Yes, Palestine is a complex territory in the Middle East. But for its food and beauty alone, it’s worth a trip. Thanks to influential cookbook authors like Sami Tamimi and Christiane Dabdoub Nasser championing the Palestinian table, its cuisine is having a moment in the sun.
Chef Fadi Kattan of the acclaimed Fawda restaurant in Bethlehem, explains Palestinian food, ‘comes from what the land offers us’. It’s an extremely seasonal cuisine, ‘where a lot of our agriculture defines our produce’.
Knafeh is a pastry Palestinians clamour for. Think shredded pastry rolled with a mild white cheese, caramelised in a dangerously delicious honey syrup. Pistachios are the final component. The city of Nablus is considered the epicentre of knafeh-making.
Palestine’s Medjool dates are obscenely plump and sweet, particularly around Jericho. Date farmers Nakheel Palestine, where the women manage the production side of the 40,000 palm trees, supply hand-picked sticky gems that are the crème de la crème and have won numerous accolades.
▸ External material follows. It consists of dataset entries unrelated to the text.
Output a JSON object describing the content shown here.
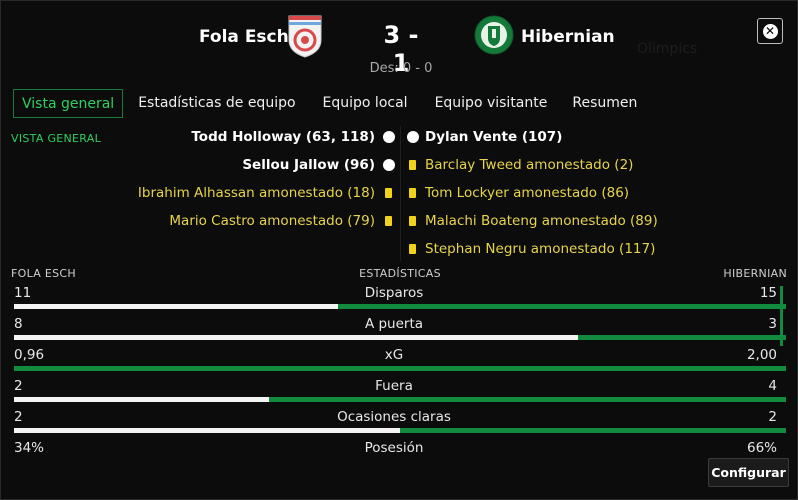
{
  "header": {
    "home_team": "Fola Esch",
    "away_team": "Hibernian",
    "score": "3 - 1",
    "halftime": "Des: 0 - 0"
  },
  "tabs": [
    {
      "label": "Vista general",
      "active": true
    },
    {
      "label": "Estadísticas de equipo"
    },
    {
      "label": "Equipo local"
    },
    {
      "label": "Equipo visitante"
    },
    {
      "label": "Resumen"
    }
  ],
  "section_label": "VISTA GENERAL",
  "events": {
    "home": [
      {
        "text": "Todd Holloway (63, 118)",
        "type": "goal"
      },
      {
        "text": "Sellou Jallow (96)",
        "type": "goal"
      },
      {
        "text": "Ibrahim Alhassan amonestado (18)",
        "type": "card"
      },
      {
        "text": "Mario Castro amonestado (79)",
        "type": "card"
      }
    ],
    "away": [
      {
        "text": "Dylan Vente (107)",
        "type": "goal"
      },
      {
        "text": "Barclay Tweed amonestado (2)",
        "type": "card"
      },
      {
        "text": "Tom Lockyer amonestado (86)",
        "type": "card"
      },
      {
        "text": "Malachi Boateng amonestado (89)",
        "type": "card"
      },
      {
        "text": "Stephan Negru amonestado (117)",
        "type": "card"
      }
    ]
  },
  "stats_header": {
    "home": "FOLA ESCH",
    "center": "ESTADÍSTICAS",
    "away": "HIBERNIAN"
  },
  "stats": [
    {
      "name": "Disparos",
      "home": "11",
      "away": "15",
      "home_share": 0.42
    },
    {
      "name": "A puerta",
      "home": "8",
      "away": "3",
      "home_share": 0.73
    },
    {
      "name": "xG",
      "home": "0,96",
      "away": "2,00",
      "home_share": 0.0
    },
    {
      "name": "Fuera",
      "home": "2",
      "away": "4",
      "home_share": 0.33
    },
    {
      "name": "Ocasiones claras",
      "home": "2",
      "away": "2",
      "home_share": 0.5
    },
    {
      "name": "Posesión",
      "home": "34%",
      "away": "66%"
    }
  ],
  "config_button": "Configurar",
  "colors": {
    "accent_green": "#2fcf60",
    "bar_green": "#138b3e",
    "card_yellow": "#f1d31c"
  }
}
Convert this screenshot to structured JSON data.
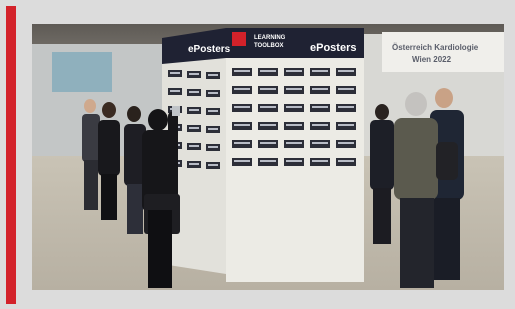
{
  "colors": {
    "accent": "#d3222a",
    "frame_background": "#dcdcdc",
    "pillar_header": "#1f2233",
    "pillar_body": "#ecebe5"
  },
  "signage": {
    "left_brand": "ePosters",
    "center_brand_line1": "LEARNING",
    "center_brand_line2": "TOOLBOX",
    "right_brand": "ePosters"
  },
  "background_banner": {
    "line1": "Österreich Kardiologie",
    "line2": "Wien 2022"
  }
}
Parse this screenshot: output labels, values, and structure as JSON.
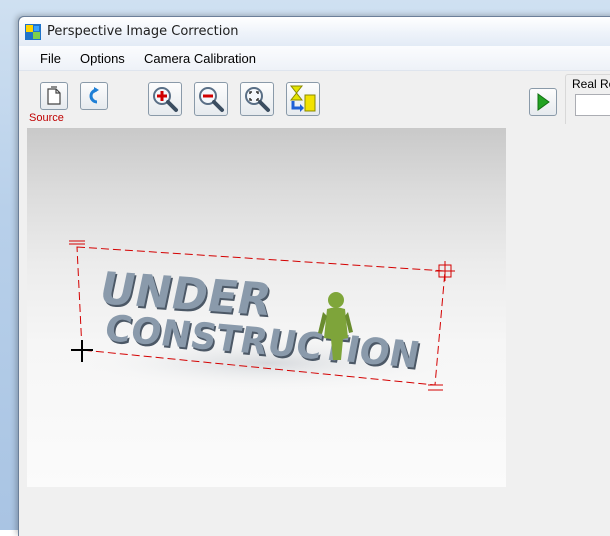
{
  "window": {
    "title": "Perspective Image Correction"
  },
  "menu": {
    "items": [
      "File",
      "Options",
      "Camera Calibration"
    ]
  },
  "toolbar": {
    "open_icon": "open-file-icon",
    "rotate_icon": "rotate-icon",
    "zoom_in_icon": "zoom-in-icon",
    "zoom_out_icon": "zoom-out-icon",
    "zoom_fit_icon": "zoom-fit-icon",
    "transform_icon": "transform-icon",
    "run_icon": "play-icon",
    "source_label": "Source"
  },
  "right_panel": {
    "real_label": "Real Re"
  },
  "image": {
    "line1": "UNDER",
    "line2": "CONSTRUCTION",
    "selection_color": "#d40000",
    "text_color": "#7d8c9c"
  }
}
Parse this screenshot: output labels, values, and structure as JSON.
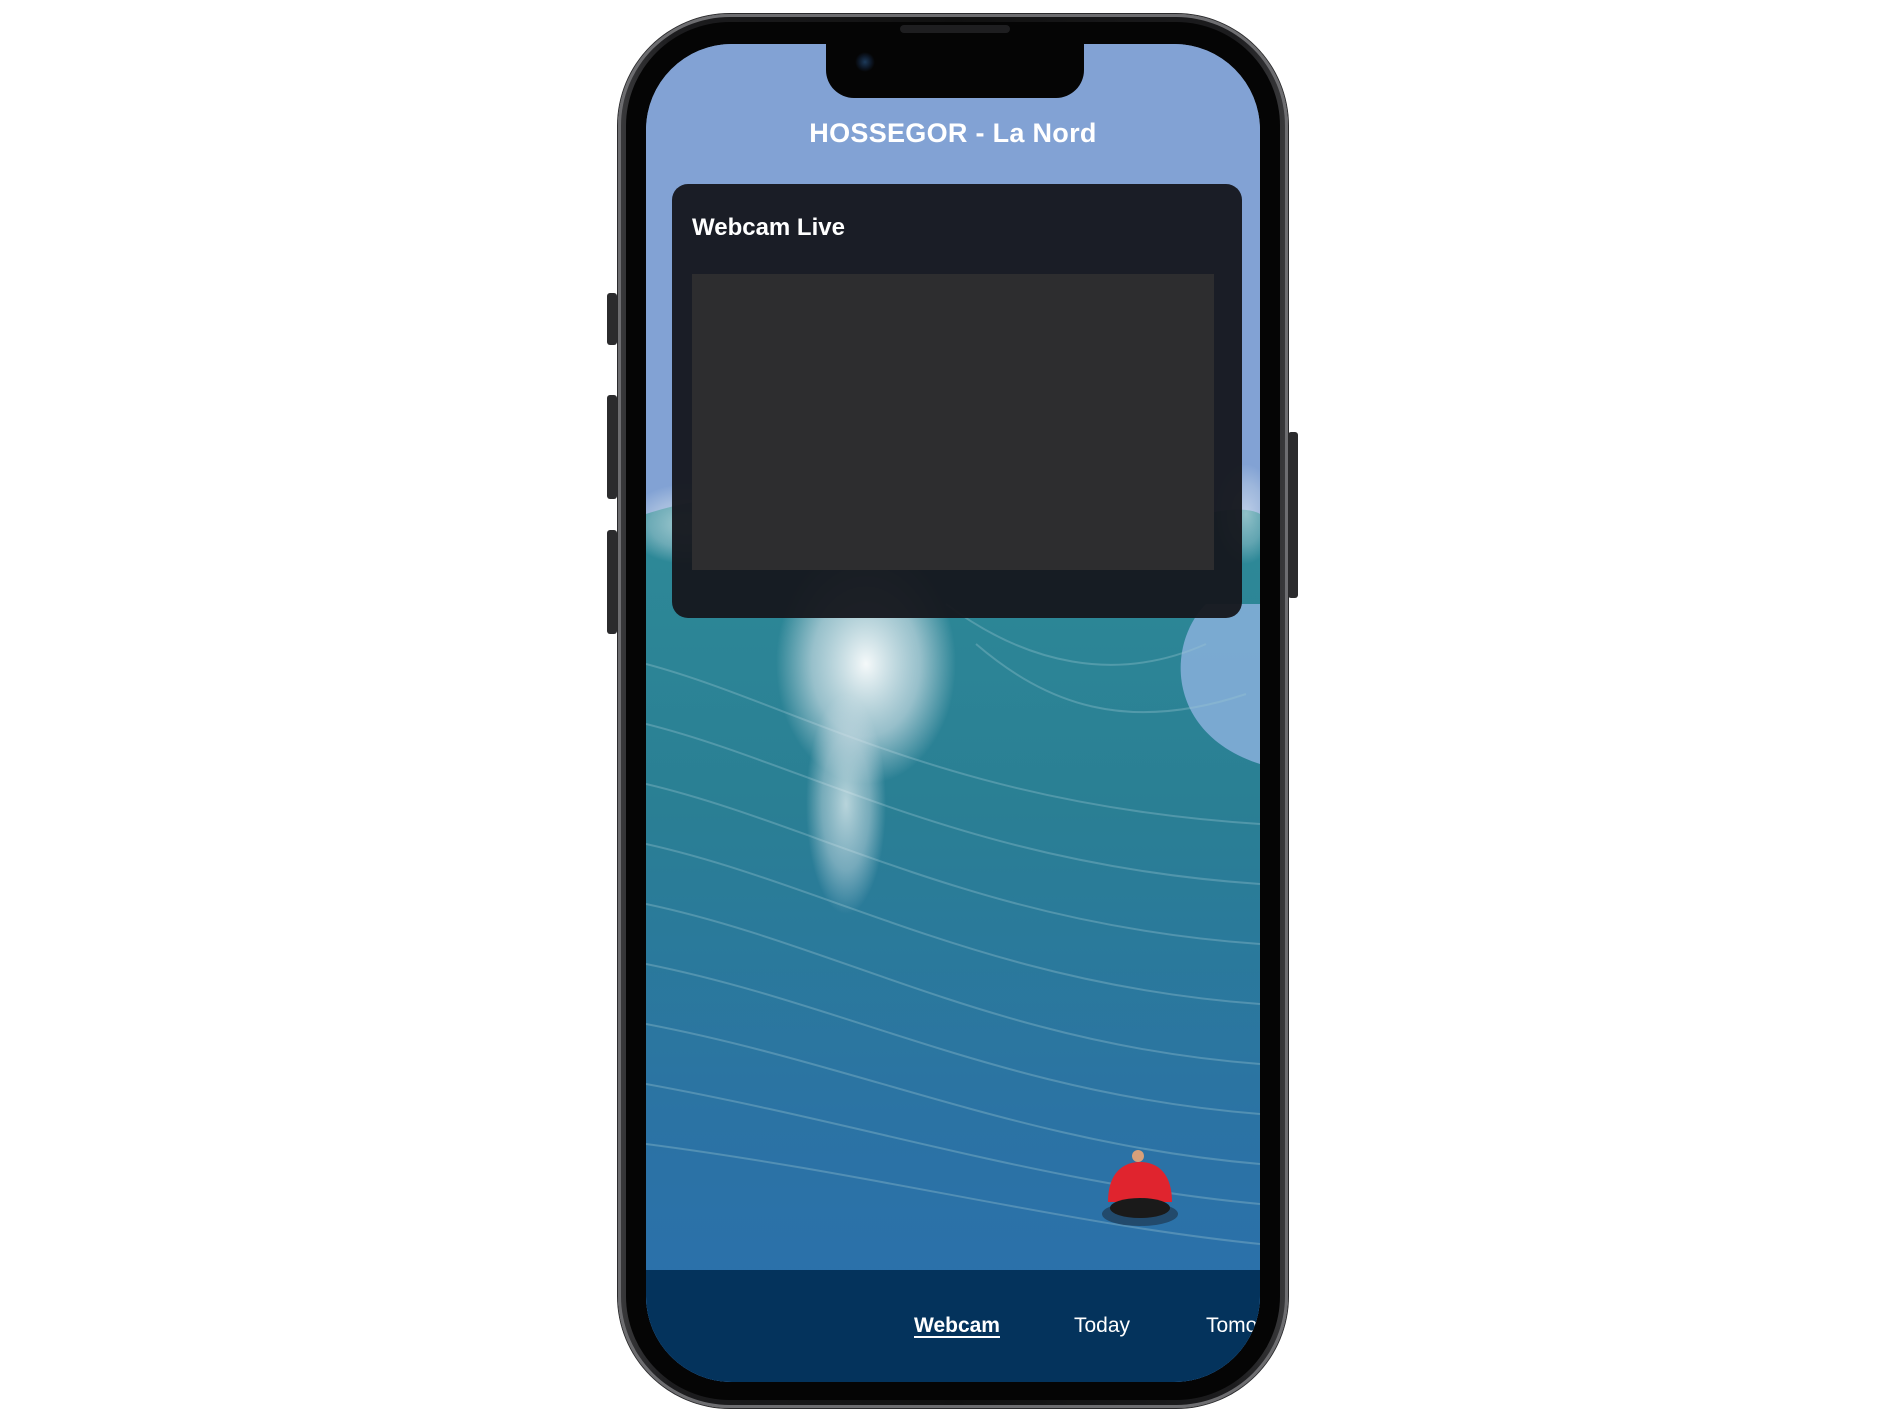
{
  "app": {
    "title": "HOSSEGOR - La Nord"
  },
  "webcam": {
    "heading": "Webcam Live"
  },
  "tabs": [
    {
      "label": "Webcam",
      "active": true
    },
    {
      "label": "Today",
      "active": false
    },
    {
      "label": "Tomor",
      "active": false
    }
  ],
  "colors": {
    "tabbar_background": "#04335c",
    "card_background": "#16181e",
    "video_placeholder": "#2d2d2f",
    "sky": "#86a5d6",
    "wave": "#2a7f94",
    "surfer_jersey": "#e0242e"
  },
  "background_image": "big-wave-surfer"
}
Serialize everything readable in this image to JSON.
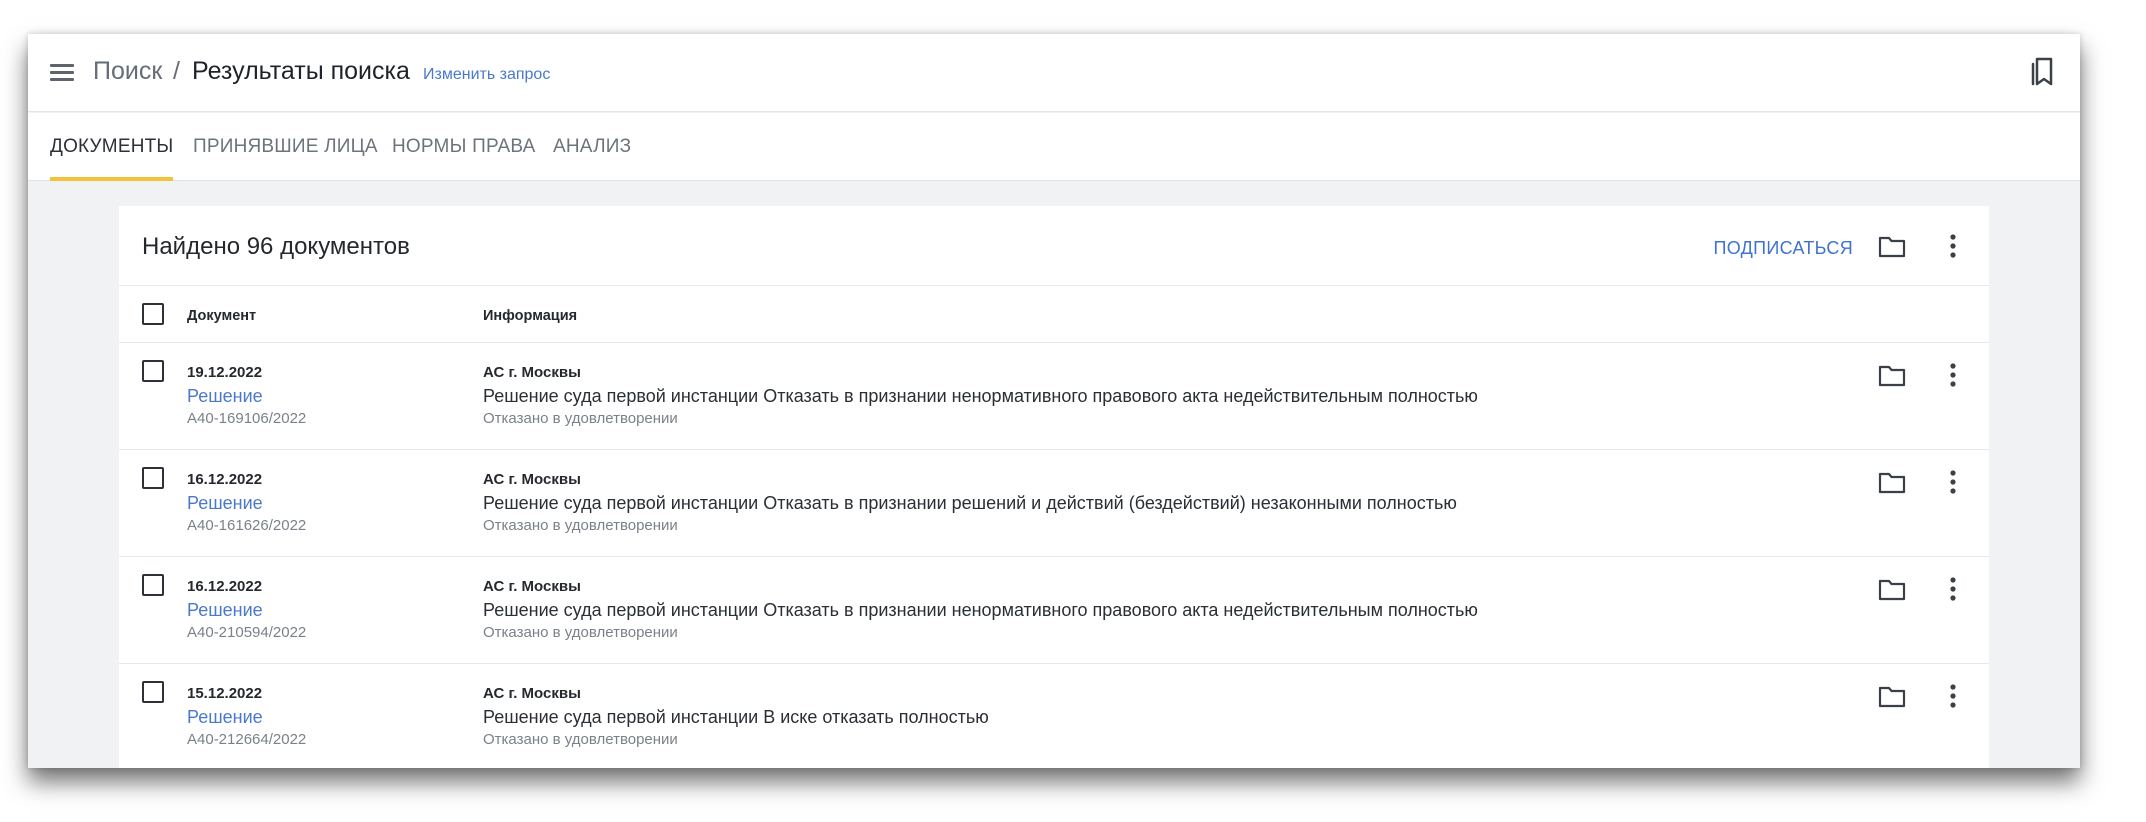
{
  "header": {
    "breadcrumb_root": "Поиск",
    "breadcrumb_separator": "/",
    "title": "Результаты поиска",
    "edit_query": "Изменить запрос",
    "icons": {
      "menu": "hamburger-menu-icon",
      "bookmarks": "bookmarks-icon"
    }
  },
  "tabs": [
    {
      "label": "ДОКУМЕНТЫ",
      "active": true
    },
    {
      "label": "ПРИНЯВШИЕ ЛИЦА",
      "active": false
    },
    {
      "label": "НОРМЫ ПРАВА",
      "active": false
    },
    {
      "label": "АНАЛИЗ",
      "active": false
    }
  ],
  "results": {
    "count_text": "Найдено 96 документов",
    "subscribe_label": "ПОДПИСАТЬСЯ",
    "columns": {
      "document": "Документ",
      "info": "Информация"
    },
    "rows": [
      {
        "date": "19.12.2022",
        "type": "Решение",
        "case_number": "А40-169106/2022",
        "court": "АС г. Москвы",
        "summary": "Решение суда первой инстанции Отказать в признании ненормативного правового акта недействительным полностью",
        "result": "Отказано в удовлетворении"
      },
      {
        "date": "16.12.2022",
        "type": "Решение",
        "case_number": "А40-161626/2022",
        "court": "АС г. Москвы",
        "summary": "Решение суда первой инстанции Отказать в признании решений и действий (бездействий) незаконными полностью",
        "result": "Отказано в удовлетворении"
      },
      {
        "date": "16.12.2022",
        "type": "Решение",
        "case_number": "А40-210594/2022",
        "court": "АС г. Москвы",
        "summary": "Решение суда первой инстанции Отказать в признании ненормативного правового акта недействительным полностью",
        "result": "Отказано в удовлетворении"
      },
      {
        "date": "15.12.2022",
        "type": "Решение",
        "case_number": "А40-212664/2022",
        "court": "АС г. Москвы",
        "summary": "Решение суда первой инстанции В иске отказать полностью",
        "result": "Отказано в удовлетворении"
      }
    ]
  },
  "colors": {
    "accent_link": "#4a79cc",
    "active_tab_underline": "#f3c23c",
    "page_background": "#f1f2f4"
  }
}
‘Zaytoun is the Arabic word for olives,’ explains Heather Masoud, co-founder of Zaytoun, the social enterprise responsible for bringing Palestinian produce to the international stage. And it’s Zaytoun that is hardwired into Palestinian culture. Incomparable olives and olive oil come from the cooperative of Canaan, up around Burqin where the lush hills of the north host ancient olive trees dating 3,000 years. There, the groves are not only sustainable – no pesticides are used – but the Rumi and Nabali olives are coveted; the lighter and smoother nabali oil is the one Palestinians drizzle over hummus.
Freekeh is a green wheat, charred with a strong smoky flavour. If you want to use it like Palestinians, traditionally they mix it with herbs and stuff courgettes, aubergines and vine leaves with it, a process called mahshi.
If you want to cook or eat like a Palestinian, try musakhan. It’s a heady combo of olive oil, sumac, caramelised onions and perfectly roasted chicken on flatbread. ‘It’s generally regarded as our national dish,’ explains Kattan. Although the recipe varies from family to family, the chicken tends to be poached then roasted separately. Then you fry the onions, remove them from the olive oil, dunk the bread in the onion oil and a bit of chicken broth, before returning to the oven with the roasted chicken and some almonds or pine nuts piled on top.
Baked in a special clay taboon oven, this large circular flatbread has squidge, chew and crispness and airy pockmarks freckled across the top. In the West Bank, it’s eaten minutes-fresh, then dunked in hummus. Equally, it can be covered in caramelised onions for musakhan, or nibbled as part of most lunches drizzled in olive oil with a pinch of za’atar.
Hummus is hugely popular in Palestine. The delicious dip isn’t sold in pre-made tubs as it is in the UK, instead, it comes fresh. Head to Bethlehem market for fresh chickpeas in their pods. These are podded, then the skinless peas are left to dry before being simmered and blitzed with tahini.
Za’atar and sumac
Wild herbs have been used for millennia on this primordial land. Sumac berries are ground at home to make ground sumac. Not only is it liberally sprinkled into stews, it’s also sublime rubbed into meat. Meanwhile, za’atar can be both a herb indigenous to the area (origanum syriacum), or a spice blend of dried za’atar and sumac, sesame seeds and a pinch of salt.
Palestinians adore maftoul, sometimes known as giant couscous. Proper maftoul is traditionally made by women from the villages who roll bulgur wheat in wholewheat flour. Simmer in a stew or serve with roast chicken or fry some chopped onions and peppers and simmer the mix in stock.